For once it would have been nice to believe David Warner when he walked off the ground in the middle of his innings in Sydney grade cricket and told the umpires he was "removing myself from the game".
Like many of his utterances, Warner's threat proved as effective as Cricket Australia's crackdown on behaviour in their national sport.
Garbage gob had been sledged by the Western Suburbs opposition and according to his wife Candice, it had been very hurtful.
Boo-hoo. It was so repugnant Warner needed some time in the sheds to compose himself before his club buddies persuaded him to return and confront the unpleasant rivals again out in the middle — blokes who were so spiteful they agreed Warner could continue his innings..
Anyone who has played cricket in the Sunburnt Land has many tales about the opposition's behaviour in the field — some of it has a humorous tinge but much is straight out abuse or sledging as they try to camouflage it.
Bowlers chip batsmen and the umpires let that run unless it gets too tasty but the greatest abuse is out of their earshot from fielders close or behind the wicket.

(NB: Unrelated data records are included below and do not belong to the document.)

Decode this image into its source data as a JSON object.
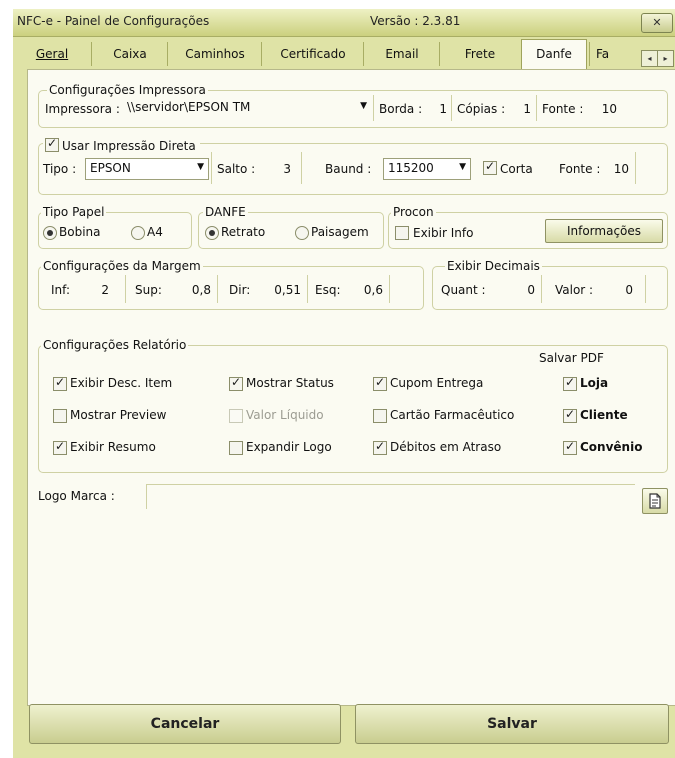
{
  "window": {
    "title": "NFC-e - Painel de Configurações",
    "version": "Versão : 2.3.81",
    "close_glyph": "✕"
  },
  "tabs": [
    {
      "label": "Geral"
    },
    {
      "label": "Caixa"
    },
    {
      "label": "Caminhos"
    },
    {
      "label": "Certificado"
    },
    {
      "label": "Email"
    },
    {
      "label": "Frete"
    },
    {
      "label": "Danfe"
    },
    {
      "label": "Fa"
    }
  ],
  "tab_scroll": {
    "left": "◂",
    "right": "▸"
  },
  "impressora": {
    "group_title": "Configurações Impressora",
    "printer_label": "Impressora :",
    "printer_value": "\\\\servidor\\EPSON TM",
    "borda_label": "Borda :",
    "borda_value": "1",
    "copias_label": "Cópias :",
    "copias_value": "1",
    "fonte_label": "Fonte :",
    "fonte_value": "10"
  },
  "direta": {
    "checkbox_label": "Usar Impressão Direta",
    "checked": true,
    "tipo_label": "Tipo :",
    "tipo_value": "EPSON",
    "salto_label": "Salto :",
    "salto_value": "3",
    "baund_label": "Baund :",
    "baund_value": "115200",
    "corta_label": "Corta",
    "corta_checked": true,
    "fonte_label": "Fonte :",
    "fonte_value": "10"
  },
  "tipo_papel": {
    "title": "Tipo Papel",
    "options": [
      "Bobina",
      "A4"
    ],
    "selected": "Bobina"
  },
  "danfe": {
    "title": "DANFE",
    "options": [
      "Retrato",
      "Paisagem"
    ],
    "selected": "Retrato"
  },
  "procon": {
    "title": "Procon",
    "exibir_label": "Exibir Info",
    "exibir_checked": false,
    "button_label": "Informações"
  },
  "margem": {
    "title": "Configurações da Margem",
    "inf_label": "Inf:",
    "inf_value": "2",
    "sup_label": "Sup:",
    "sup_value": "0,8",
    "dir_label": "Dir:",
    "dir_value": "0,51",
    "esq_label": "Esq:",
    "esq_value": "0,6"
  },
  "decimais": {
    "title": "Exibir Decimais",
    "quant_label": "Quant :",
    "quant_value": "0",
    "valor_label": "Valor :",
    "valor_value": "0"
  },
  "relatorio": {
    "title": "Configurações Relatório",
    "salvar_pdf_label": "Salvar PDF",
    "options": [
      {
        "label": "Exibir Desc. Item",
        "checked": true
      },
      {
        "label": "Mostrar Status",
        "checked": true
      },
      {
        "label": "Cupom Entrega",
        "checked": true
      },
      {
        "label": "Loja",
        "checked": true
      },
      {
        "label": "Mostrar Preview",
        "checked": false
      },
      {
        "label": "Valor Líquido",
        "checked": false,
        "disabled": true
      },
      {
        "label": "Cartão Farmacêutico",
        "checked": false
      },
      {
        "label": "Cliente",
        "checked": true
      },
      {
        "label": "Exibir Resumo",
        "checked": true
      },
      {
        "label": "Expandir Logo",
        "checked": false
      },
      {
        "label": "Débitos em Atraso",
        "checked": true
      },
      {
        "label": "Convênio",
        "checked": true
      }
    ]
  },
  "logo": {
    "label": "Logo Marca :",
    "value": ""
  },
  "buttons": {
    "cancel": "Cancelar",
    "save": "Salvar"
  }
}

They talk, they move, they mutter and make noises as they try to distract a batsman and derail his concentration. That intimidation is nurtured in grade cricket and taken to higher levels as underlined by the number of international code of conduct strikes against Warner and his national captain Steve Smith.
The lengthy CA report described the decades-old pattern as "disturbing systematic arrogance".
Warner should have been given out by the umpires when he walked off the park and spent time in the sheds reflecting on the trash talk he delivered on a regular basis on playing fields across the globe. Under the laws of the game as we knew them, unless Warner retired hurt, he was out when he called time on his innings. Garbage gob was a goner.
Seven months after the chaos in Cape Town, the cricketers' union want the ball-tampering bans for Warner, Smith and Cameron Bancroft to be overturned. They want what they call natural justice and believe the bans were out of proportion compared to other cases, although an independent cultural review thinks otherwise.
A poor response from players suggests bans for the sandpaper trio were on the mark; they don't share the union's opinion, they don't want to rock the team any more and want to get on with their careers.
Bad behaviour and dodgy tactics are not restricted to the Australians but they were caught on film and under instruction from their leaders. If that cuts into the psyche, chews into their results and makes every other international side take stock of their behaviour that's great.
Getting an edge and using your skills to add to that dominance is one thing but cheating in any sport is distasteful.